How could you I forget my dad and I accompanying my late grandma Dora on the most sedate and leisurely walk back to our Ilford home? Grandma Dora, now an elderly figure, still lived in a flat in Shepherd's Bush  where the lights would always be switched on reluctantly when you had negotiated four flights of steps. In fact there was a mezzanine in between the first floor where a dim light flickered on quite happily. These were indeed halcyon days.

But grandma Dora was a robust, indomitable and formidable Russian,  with the iron constitution of a woman who must have seen such tragedy and disaster during the First World War. She now travelled right across London from West to East without a murmur of complaint. She must have been in her early 80s when I was a child but there was always something of the steely matriarch about her, something non nonsense and uncompromising that never failed to impress. 

My dad though loved the company of close friends and they were legion.

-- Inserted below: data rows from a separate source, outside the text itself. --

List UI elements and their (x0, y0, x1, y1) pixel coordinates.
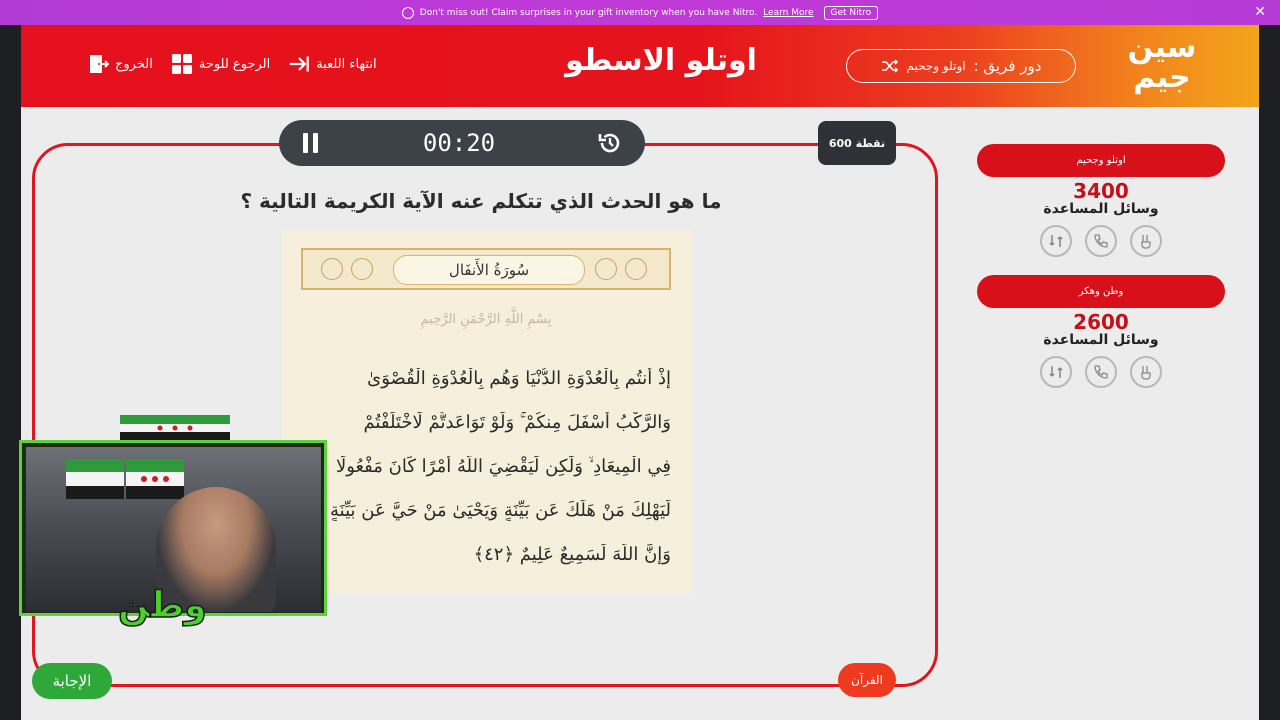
game-header: سين جيم دور فريق : اوتلو وجحيم اوتلو الا… (21, 25, 1259, 107)
flag-image (66, 459, 124, 499)
pause-icon[interactable] (301, 131, 321, 155)
peace-hand-icon (1141, 235, 1151, 249)
game-logo: سين جيم (1127, 30, 1197, 95)
flag-image (120, 415, 230, 441)
aids-row (977, 356, 1225, 388)
shuffle-icon (881, 59, 898, 73)
timer-value: 00:20 (422, 129, 496, 157)
double-answer-aid[interactable] (1130, 225, 1162, 257)
swap-question-aid[interactable] (1040, 225, 1072, 257)
double-answer-aid[interactable] (1130, 356, 1162, 388)
swap-icon (1049, 366, 1063, 378)
phone-icon (1094, 365, 1108, 379)
team-turn-indicator: دور فريق : اوتلو وجحيم (846, 49, 1076, 83)
ayah-line: إِذْ أَنتُم بِالْعُدْوَةِ الدُّنْيَا وَه… (367, 368, 671, 389)
back-to-board-button[interactable]: الرجوع للوحة (171, 53, 270, 75)
ayah-line: وَإِنَّ اللَّهَ لَسَمِيعٌ عَلِيمٌ ﴿٤٢﴾ (473, 544, 671, 565)
nitro-message: Don't miss out! Claim surprises in your … (419, 7, 758, 18)
door-exit-icon (90, 55, 109, 73)
quran-verse-image: سُورَةُ الأَنفَال بِسْمِ اللَّهِ الرَّحْ… (281, 230, 692, 593)
reset-timer-icon[interactable] (597, 130, 623, 156)
question-timer: 00:20 (279, 120, 645, 166)
rosette-ornament (321, 258, 343, 280)
rosette-ornament (625, 258, 647, 280)
surah-name: سُورَةُ الأَنفَال (393, 255, 585, 285)
get-nitro-button[interactable]: Get Nitro (823, 5, 879, 20)
rosette-ornament (351, 258, 373, 280)
basmala: بِسْمِ اللَّهِ الرَّحْمَنِ الرَّحِيمِ (420, 312, 552, 327)
ayah-line: فِي الْمِيعَادِ ۙ وَلَٰكِن لِّيَقْضِيَ ا… (335, 456, 671, 477)
team-score: 3400 (1073, 179, 1129, 203)
close-icon[interactable]: ✕ (1254, 4, 1266, 20)
points-badge: 600 نقطة (818, 121, 896, 165)
team-name: وطن وهكر (977, 275, 1225, 308)
grid-icon (171, 54, 192, 74)
exit-label: الخروج (115, 56, 153, 72)
team-name: اوتلو وجحيم (977, 144, 1225, 177)
category-badge: القرآن (838, 663, 896, 697)
streamer-label: وطن (117, 584, 207, 627)
call-friend-aid[interactable] (1085, 225, 1117, 257)
team-score: 2600 (1073, 310, 1129, 334)
rosette-ornament (595, 258, 617, 280)
team-card-1: اوتلو وجحيم 3400 وسائل المساعدة (977, 144, 1225, 257)
call-friend-aid[interactable] (1085, 356, 1117, 388)
phone-icon (1094, 234, 1108, 248)
exit-button[interactable]: الخروج (87, 53, 153, 75)
peace-hand-icon (1141, 366, 1151, 380)
answer-button[interactable]: الإجابة (32, 663, 112, 699)
aids-label: وسائل المساعدة (1043, 332, 1159, 348)
nitro-icon (401, 6, 414, 19)
nitro-banner: Don't miss out! Claim surprises in your … (0, 0, 1280, 25)
end-game-label: انتهاء اللعبة (316, 56, 377, 72)
ayah-line: وَالرَّكْبُ أَسْفَلَ مِنكُمْ ۚ وَلَوْ تَ… (363, 412, 671, 433)
aids-label: وسائل المساعدة (1043, 201, 1159, 217)
header-nav: الخروج الرجوع للوحة انتهاء اللعبة (87, 53, 377, 75)
flag-image (126, 459, 184, 499)
end-game-button[interactable]: انتهاء اللعبة (288, 53, 377, 75)
surah-banner: سُورَةُ الأَنفَال (301, 248, 671, 290)
team-card-2: وطن وهكر 2600 وسائل المساعدة (977, 275, 1225, 388)
game-title: اوتلو الاسطو (565, 43, 757, 78)
learn-more-link[interactable]: Learn More (763, 8, 813, 18)
arrow-end-icon (289, 56, 310, 72)
ayah-line: لِّيَهْلِكَ مَنْ هَلَكَ عَن بَيِّنَةٍ وَ… (330, 500, 671, 521)
aids-row (977, 225, 1225, 257)
question-text: ما هو الحدث الذي تتكلم عنه الآية الكريمة… (240, 189, 722, 213)
turn-team-name: اوتلو وجحيم (906, 59, 966, 73)
back-to-board-label: الرجوع للوحة (198, 56, 271, 72)
swap-icon (1049, 235, 1063, 247)
swap-question-aid[interactable] (1040, 356, 1072, 388)
turn-label: دور فريق : (973, 57, 1042, 75)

They were next door neighbours, friends who had been accumulated from his days of working in a Hackney menswear shop. Alf was an accomplished saxophonist who used to play to his heart's content in a local band and my dad truly valued Alf  as a close friend and a fellow salesman. There was Sandy, the black cab driver who used to live at the other end of Cranley Road, confiding in my dad with petty problems perhaps but then enjoying the delights and fruits of small talk. 

And perhaps notably there was Brian, another black cab driver, with whom my dad would form the closest of friendship, an alliance that became stronger by the day. Brian and Ruth would live across the road from us but Brian and my dad were like brothers, inseparable cousins, chatting, joking and laughing incessantly at the world and what must have been a world of troubled humanity. 

But my dad would always have time for everything and everybody. At work he would invariably find things to do even if there was nothing to do but tidy up ties and shirts in the shop window. My dad would never be bored because he had to be preoccupied with some activity. He would stand nobly in the corner of the shop, cigarette clenched neatly between his fingers and cup of tea in hand, impervious to global wars, student uprisings or revolutions that threatened to tear apart the fabric of society. 

My dad was the man I would always race out of the family home and wait for patiently to turn around the corner of Cranley Road. Now I'd become desperate to see and welcome him home as if he was the best childhood pal you could possibly imagine. Dads always gave unconditional love, tucking you into bed solicitously, switching off the lights and remembering to look after his wife Sybil, you and your brother Mark. Dads always cherished the family unit and his son just there. Rosh Hashanahs and Yom Kippurs were all about the privacy and intimacy of family life, of eating and drinking together as one.

Finally, dad heartbreakingly passed away and died on the day after my birthday in 2005. He'd smoked since he was a teenager. He never allowed alcohol to pass his lips apart from a discreet half lager and shandy on special occasions. But he was the one who, on one Kol Nidre evening, set out with me on the way to a shul and then comically wrestled with a disobedient umbrella while defying the blustery gale force winds. Dad would swim with me delightfully in the unpredictable Southend sea and do his utmost to savour every second, minute, week, month and year. For my dad was the most outstanding dad, revelling in your achievements, never disappointing and the loveliest dad in the world. Happy Fathers Day dad. My brother and I will always think of you. Love you loads dad.